The case before the Court bears striking similarities to Hott. Like in Hott, Ms. Rudd
points to evidence indicating that the Jonesboro Police Department recognizes that “failing to
properly search suspects places not only the arresting officer and other assisting officers at risk,
but the suspect themselves” as well (Dkt. No. 46-2, at 7; Dkt. No. 43-10, at 13 ̶ 14) (emphasis in
original). This evidence could potentially support an inference that Officers Baggett and Marsh
were aware that, among other purposes, adequate searches of suspects are intended to prevent
police suspects from harming themselves. However, as the Eighth Circuit clearly instructs, this
inference is not enough to establish deliberate indifference necessary to maintain a failure to
protect claim. Ms. Rudd still has the burden of showing that the general risk of suicide among
police suspects who are not known to be predisposed to suicide is substantial. Ms. Rudd offers
no evidence to this point, and the Court finds none upon its examination of the record evidence
submitted by the parties. Therefore, in the light of the Eighth Circuit’s decision in Hott, this
Court must find that the record evidence, even with all reasonable inferences drawn in favor of
Ms. Rudd, does not support a finding that Officers Baggett and Marsh’s conduct violated Mr.
Carter’s constitutional rights. Accordingly, Officers Baggett and Marsh are entitled to qualified
immunity on Ms. Carter’s failure to protect claims.
Municipal Liability For Failure To Train
Ms. Rudd also brings a 42 U.S.C. § 1983 claim against the City of Jonesboro and Chief
Yates in his official capacity for “constitutional violations resulting from [their] failure to train”
Officers Baggett and Marsh (Dkt. No. 46-2, at 8). Because this Court concludes that Officers
Baggett and Marsh did not violate Mr. Carter’s constitutional rights under the Fifth, Eighth, or
Fourteenth Amendments, the Court must find that the City of Jonesboro and Chief Yates are not
liable for failure to train based on these claims. Carpenter v. Gage, 686 F.3d 644, 651 (8th Cir.

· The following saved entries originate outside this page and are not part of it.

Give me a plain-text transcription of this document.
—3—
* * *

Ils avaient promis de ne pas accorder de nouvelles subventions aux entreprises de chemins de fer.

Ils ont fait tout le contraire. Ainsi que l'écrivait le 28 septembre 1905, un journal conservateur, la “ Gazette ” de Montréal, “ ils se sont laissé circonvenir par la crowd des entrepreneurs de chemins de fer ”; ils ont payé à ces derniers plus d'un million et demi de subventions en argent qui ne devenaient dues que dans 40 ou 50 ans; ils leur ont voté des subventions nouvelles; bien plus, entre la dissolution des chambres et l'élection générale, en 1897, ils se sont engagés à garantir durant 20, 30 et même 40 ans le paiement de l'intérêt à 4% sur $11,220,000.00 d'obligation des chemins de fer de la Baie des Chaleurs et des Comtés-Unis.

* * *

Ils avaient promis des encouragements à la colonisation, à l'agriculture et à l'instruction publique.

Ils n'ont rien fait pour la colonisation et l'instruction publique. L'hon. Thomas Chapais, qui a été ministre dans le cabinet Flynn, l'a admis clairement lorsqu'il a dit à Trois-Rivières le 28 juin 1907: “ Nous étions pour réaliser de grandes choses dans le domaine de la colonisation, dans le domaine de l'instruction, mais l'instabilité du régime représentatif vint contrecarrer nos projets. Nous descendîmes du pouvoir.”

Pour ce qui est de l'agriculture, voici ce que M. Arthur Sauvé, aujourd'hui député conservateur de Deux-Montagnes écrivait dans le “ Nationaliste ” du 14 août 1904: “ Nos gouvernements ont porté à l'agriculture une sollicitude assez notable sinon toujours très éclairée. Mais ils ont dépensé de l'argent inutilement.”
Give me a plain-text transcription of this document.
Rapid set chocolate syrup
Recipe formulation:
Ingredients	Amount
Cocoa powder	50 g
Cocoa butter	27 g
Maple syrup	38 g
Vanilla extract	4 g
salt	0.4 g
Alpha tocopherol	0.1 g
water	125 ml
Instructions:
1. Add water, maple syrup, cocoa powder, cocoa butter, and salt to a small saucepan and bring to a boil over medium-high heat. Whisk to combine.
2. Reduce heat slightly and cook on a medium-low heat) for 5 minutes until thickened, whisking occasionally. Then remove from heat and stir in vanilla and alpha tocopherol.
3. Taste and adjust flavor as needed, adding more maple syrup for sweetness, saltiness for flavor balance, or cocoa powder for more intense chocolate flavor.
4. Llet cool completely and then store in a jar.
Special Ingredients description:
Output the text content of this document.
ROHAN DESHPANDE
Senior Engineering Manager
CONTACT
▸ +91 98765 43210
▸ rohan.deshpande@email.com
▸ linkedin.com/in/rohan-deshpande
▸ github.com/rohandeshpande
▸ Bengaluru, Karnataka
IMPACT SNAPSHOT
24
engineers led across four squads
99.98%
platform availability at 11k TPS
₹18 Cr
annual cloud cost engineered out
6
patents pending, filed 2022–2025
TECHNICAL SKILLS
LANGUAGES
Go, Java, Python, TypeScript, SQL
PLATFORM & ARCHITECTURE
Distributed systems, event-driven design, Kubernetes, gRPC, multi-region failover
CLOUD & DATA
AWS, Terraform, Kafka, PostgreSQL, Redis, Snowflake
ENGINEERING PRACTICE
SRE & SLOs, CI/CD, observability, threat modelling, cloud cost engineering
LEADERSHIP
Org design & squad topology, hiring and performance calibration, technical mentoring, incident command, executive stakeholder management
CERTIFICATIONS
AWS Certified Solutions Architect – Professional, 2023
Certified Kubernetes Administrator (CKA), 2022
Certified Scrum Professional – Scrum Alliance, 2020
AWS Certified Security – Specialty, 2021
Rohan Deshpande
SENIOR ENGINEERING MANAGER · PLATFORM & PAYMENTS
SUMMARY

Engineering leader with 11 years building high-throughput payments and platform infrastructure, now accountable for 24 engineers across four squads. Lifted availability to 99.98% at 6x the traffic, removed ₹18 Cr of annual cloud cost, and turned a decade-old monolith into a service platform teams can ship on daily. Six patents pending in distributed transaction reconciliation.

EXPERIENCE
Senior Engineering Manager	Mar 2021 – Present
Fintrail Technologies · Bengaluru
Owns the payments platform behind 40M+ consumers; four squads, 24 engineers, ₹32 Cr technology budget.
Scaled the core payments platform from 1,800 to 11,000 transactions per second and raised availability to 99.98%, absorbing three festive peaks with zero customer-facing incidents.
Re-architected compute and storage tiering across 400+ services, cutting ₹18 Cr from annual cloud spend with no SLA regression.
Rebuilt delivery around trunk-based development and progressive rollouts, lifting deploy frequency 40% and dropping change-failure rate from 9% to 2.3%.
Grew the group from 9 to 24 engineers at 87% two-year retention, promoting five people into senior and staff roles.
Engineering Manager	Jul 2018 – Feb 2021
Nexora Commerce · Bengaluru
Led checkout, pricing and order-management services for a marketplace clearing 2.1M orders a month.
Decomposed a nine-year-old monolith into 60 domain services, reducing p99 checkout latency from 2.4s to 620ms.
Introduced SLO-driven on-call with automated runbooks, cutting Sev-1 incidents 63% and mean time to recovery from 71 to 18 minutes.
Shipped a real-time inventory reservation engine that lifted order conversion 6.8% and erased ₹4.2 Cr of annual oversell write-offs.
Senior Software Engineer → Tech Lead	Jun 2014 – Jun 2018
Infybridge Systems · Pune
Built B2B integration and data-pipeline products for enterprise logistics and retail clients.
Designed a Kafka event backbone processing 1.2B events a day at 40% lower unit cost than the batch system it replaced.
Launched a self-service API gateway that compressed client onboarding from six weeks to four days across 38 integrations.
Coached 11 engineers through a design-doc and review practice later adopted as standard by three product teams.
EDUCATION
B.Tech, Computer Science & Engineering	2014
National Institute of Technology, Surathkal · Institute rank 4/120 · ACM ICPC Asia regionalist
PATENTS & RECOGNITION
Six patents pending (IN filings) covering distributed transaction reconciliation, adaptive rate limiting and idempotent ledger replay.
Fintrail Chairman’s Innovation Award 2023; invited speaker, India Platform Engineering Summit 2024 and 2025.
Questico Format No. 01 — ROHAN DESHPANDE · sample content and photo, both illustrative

2012) (“In his final claim, Carpenter contends that Sheriff Ferguson and Benton County are
liable under § 1983 for failing to train deputy sheriffs adequately about how to recognize and
respond to symptoms of strokes. Without a showing that the deputies violated the Constitution,
however, there can be no liability for failure to train. City of L.A. v. Heller, 475 U.S. 796, 799
(1986) (per curiam). The district court thus correctly dismissed the claim against the sheriff and
the county.”). Accordingly, defendants are entitled to summary judgment on Ms. Rudd’s failure
to train claims to the extent those claims derive from alleged violations of the Fifth, Eighth, or
Fourteenth Amendments. To the extent that Ms. Rudd’s Fourth Amendment claims against
Officers Baggett and Marsh remain pending, her failure to train claims that arise out of any
alleged Fourth Amendment violations remain pending as well.
Defendants did not address Ms. Rudd’s Fourth Amendment claims in their motion for
summary judgment, and Ms. Rudd did not raise those claims in her response. The parties are
directed to notify the Court within seven days of the entry of this Order as to whether any Fourth
Amendment claims remain pending in this action. In regard to Ms. Rudd’s other claims, the
Court finds that Officer Baggett, Officer Marsh, Chief Yates, and the City of Jonesboro are
entitled to summary judgment. With the exception of any remaining Fourth Amendment claim
or failure to train claim derived from a Fourth Amendment violation, Ms. Rudd’s claims against
these defendants are dismissed with prejudice.
So ordered this 9th day of September, 2016.